Nicht zu Unrecht gilt Turner als ein Wegbereiter der Moderne, der durch sein progressives Schaffen und eine große Menge an malerischer Gelehrsamkeit die Grenzen der britischen Romantik auslotete, ohne jedoch dabei die Grenzen des guten Geschmacks zu überschreiten. Auch wenn die britischen Manifestationen der Romantik deutlich schwerfälliger und düsterer daherkommen als die deutschen, sind erste impressionistische Elemente im Werk Turners nicht zu übersehen. So gelingt es der Ausstellung, einen ansehnlichen Querschnitt aus den früheren, klassischen Landschaftsbildern Turner und seinen späten Farb- und Lichtspielen zu geben. Früh war Turner von dem Ehrgeiz ergriffen, einmal im nationalen Pantheon der Briten, der National Gallery, aufgenommen zu werden, unterwarf sich aber nur selten Konventionen – und das sieht man.

Um einen inneren Wandel im Schaffen Turners beobachten zu können, muss man freilich kein Kunsthistoriker sein. Und folgt man den Ausstellungstexten, so lässt sich dieser Wandel Turners auf seine mehrfachen Aufenthalte in Italien zurückführen, die ihm eine neue Wahrnehmung von Licht eröffneten und somit zur Emanzipation von der klassische Landschaftsmalerei beitrugen. Seiner neuartigen Darstellung von Licht und Farbe wohnt dabei eine faszinierend eigene Kraft inne, die jene ausgestellten Bilder so außergewöhnlich macht. Dabei unterlag Turner nur einem sich selbst auferlegtem Diktum: dem „Einfangen des wahren und unmittelbaren Wesens der Natur“. Neben der Darstellungsform kommt allerdings noch ein symbolisches Element hinzu, das in allen Werken mitschwingt und zugleich ein wichtiges Sujet des damaligen britischen Zeitgeistes war: Der sich androhende Vollzug der Apokalypse.

Sonnenuntergang über einem See, 1840.

„Horror and Delight“ bezeichnet im Sinne Edmund Burkes die wirkmächtige und beängstigende Seite der Natur. So findet auch in die Malerei die durch Burke geprägte Kategorie des Erhabenen Eingang.
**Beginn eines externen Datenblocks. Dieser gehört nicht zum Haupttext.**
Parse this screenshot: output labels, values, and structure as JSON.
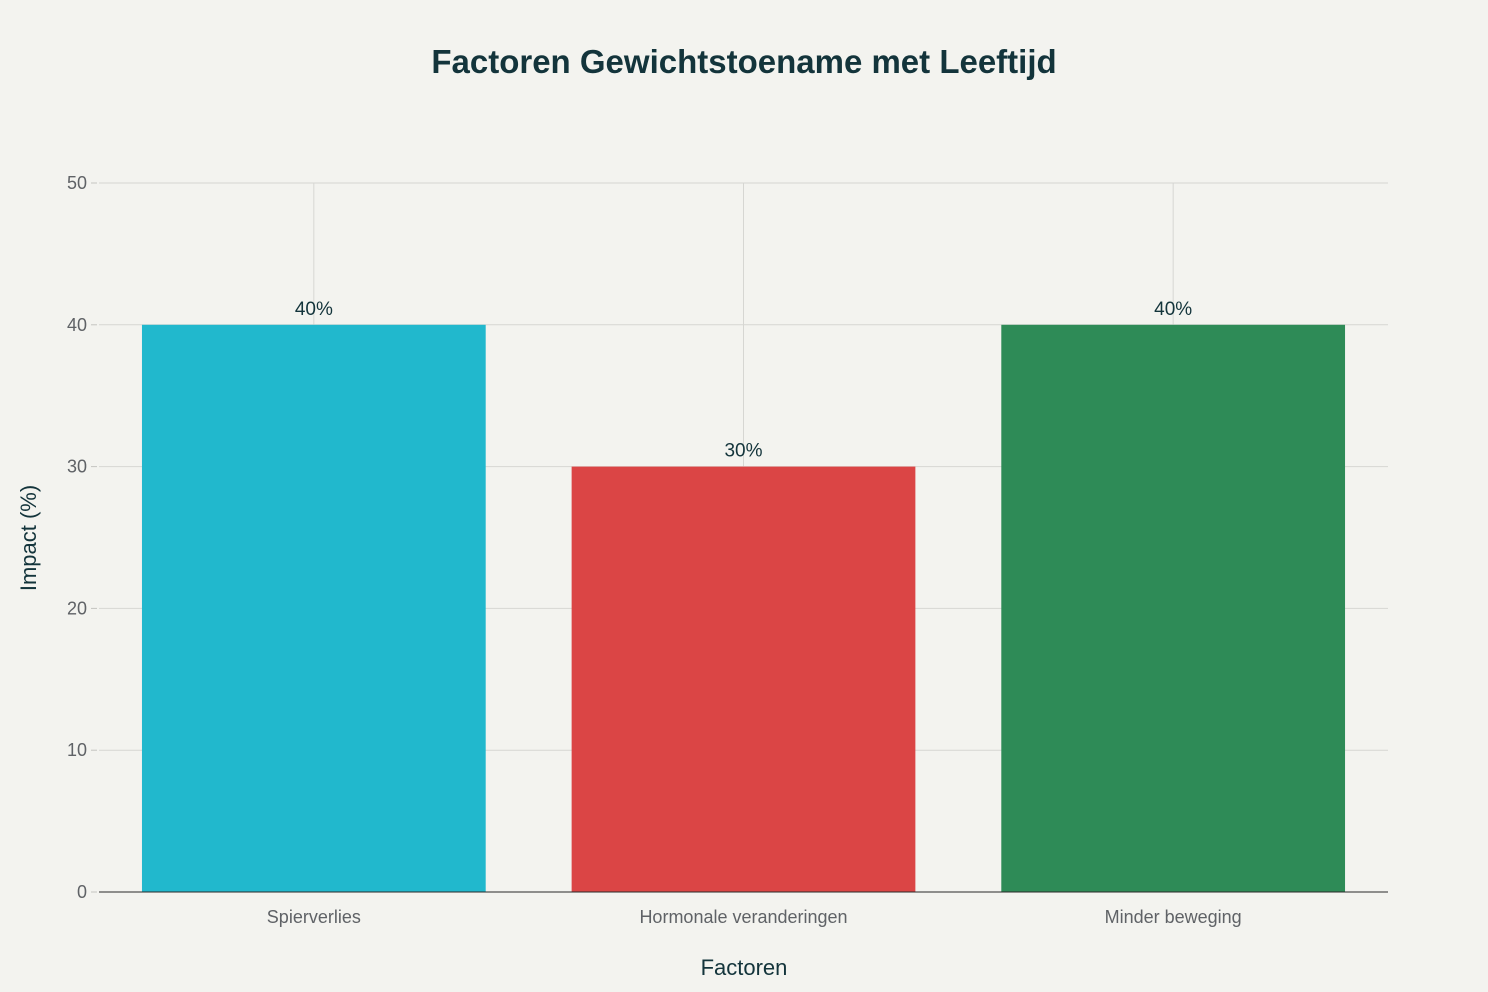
{
  "chart_data": {
    "type": "bar",
    "title": "Factoren Gewichtstoename met Leeftijd",
    "xlabel": "Factoren",
    "ylabel": "Impact (%)",
    "categories": [
      "Spierverlies",
      "Hormonale veranderingen",
      "Minder beweging"
    ],
    "values": [
      40,
      30,
      40
    ],
    "data_labels": [
      "40%",
      "30%",
      "40%"
    ],
    "colors": [
      "#21b8cd",
      "#db4545",
      "#2e8b57"
    ],
    "ylim": [
      0,
      50
    ],
    "yticks": [
      0,
      10,
      20,
      30,
      40,
      50
    ],
    "ytick_labels": [
      "0",
      "10",
      "20",
      "30",
      "40",
      "50"
    ],
    "grid": true,
    "legend": "none"
  }
}
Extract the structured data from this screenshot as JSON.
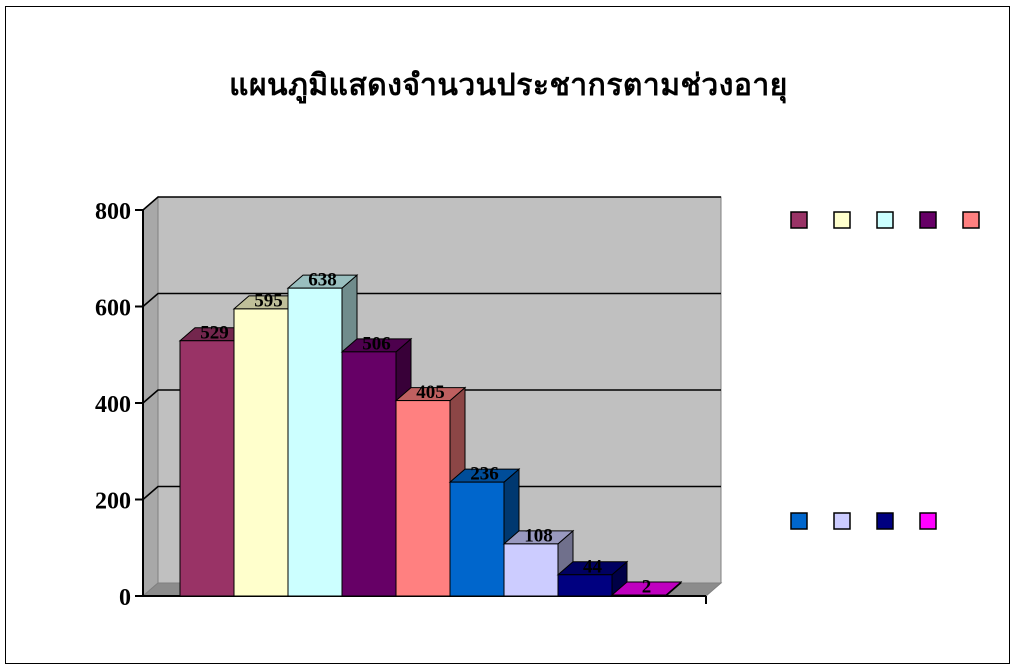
{
  "chart_data": {
    "type": "bar",
    "title": "แผนภูมิแสดงจำนวนประชากรตามช่วงอายุ",
    "xlabel": "",
    "ylabel": "",
    "ylim": [
      0,
      800
    ],
    "yticks": [
      0,
      200,
      400,
      600,
      800
    ],
    "grid": true,
    "three_d": true,
    "legend_position": "right",
    "values": [
      529,
      595,
      638,
      506,
      405,
      236,
      108,
      44,
      2
    ],
    "colors": [
      "#993366",
      "#FFFFCC",
      "#CCFFFF",
      "#660066",
      "#FF8080",
      "#0066CC",
      "#CCCCFF",
      "#000080",
      "#FF00FF"
    ],
    "legend_colors": [
      [
        "#993366",
        "#FFFFCC",
        "#CCFFFF",
        "#660066",
        "#FF8080"
      ],
      [
        "#0066CC",
        "#CCCCFF",
        "#000080",
        "#FF00FF"
      ]
    ],
    "plot_background": "#C0C0C0"
  }
}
Das Erhabene sei das Mächtige, das Raue, das Dunkle und Grenzenlose, so Burke, denn diese Gefühle ergreifen den Betrachtenden durch die Konfrontation mit der Gefahr, etwa durch einen „genussvollen Schrecken.“ Doch dieses genussvolle Betrachten des Untergangs wird nur durch den Sicherheitsabstand ermöglicht, den die Leinwand gewährleistet. Dadurch wird die Natur ästhetisiert, das Phänomen der Romantik schlechthin.

Obgleich bei Turners Zeitgenossen John Martin, von dem ebenfalls einige aufsehenerregende Leihgaben bereitgestellt wurden, die Apokalypse vor allem dunkel und schreckenerregend daherkommt, zeigt sich der Untergang in Turners Werk in einem gänzlich anderen Gewand. Vielmehr wandelt sich das apokalyptische Motiv der ursprünglichen Zerstörung, die offenbar den Menschen wieder der Natur entwirft, auf eine andere Weise dramatisch. Bei Turner verblassen die Farben und das Licht erlischt. Ohnehin verlieren die dominierenden Objekte Himmel und Wasser nahezu vollständig ihre eigene Form, sie stehen kurz vor der endgültigen Auflösung. Turner befindet sich dadurch auf der letzten Vorstufe zur Abstraktion, ohne sich ihr jedoch vollständig zu ergeben.

John Martin, The Deluge, 1834.

Turner. Horror and Delight. Im LWL-Museum für Kunst und Kultur, Münster.

Abbildungen: Tate Britian (privat aufgenommen).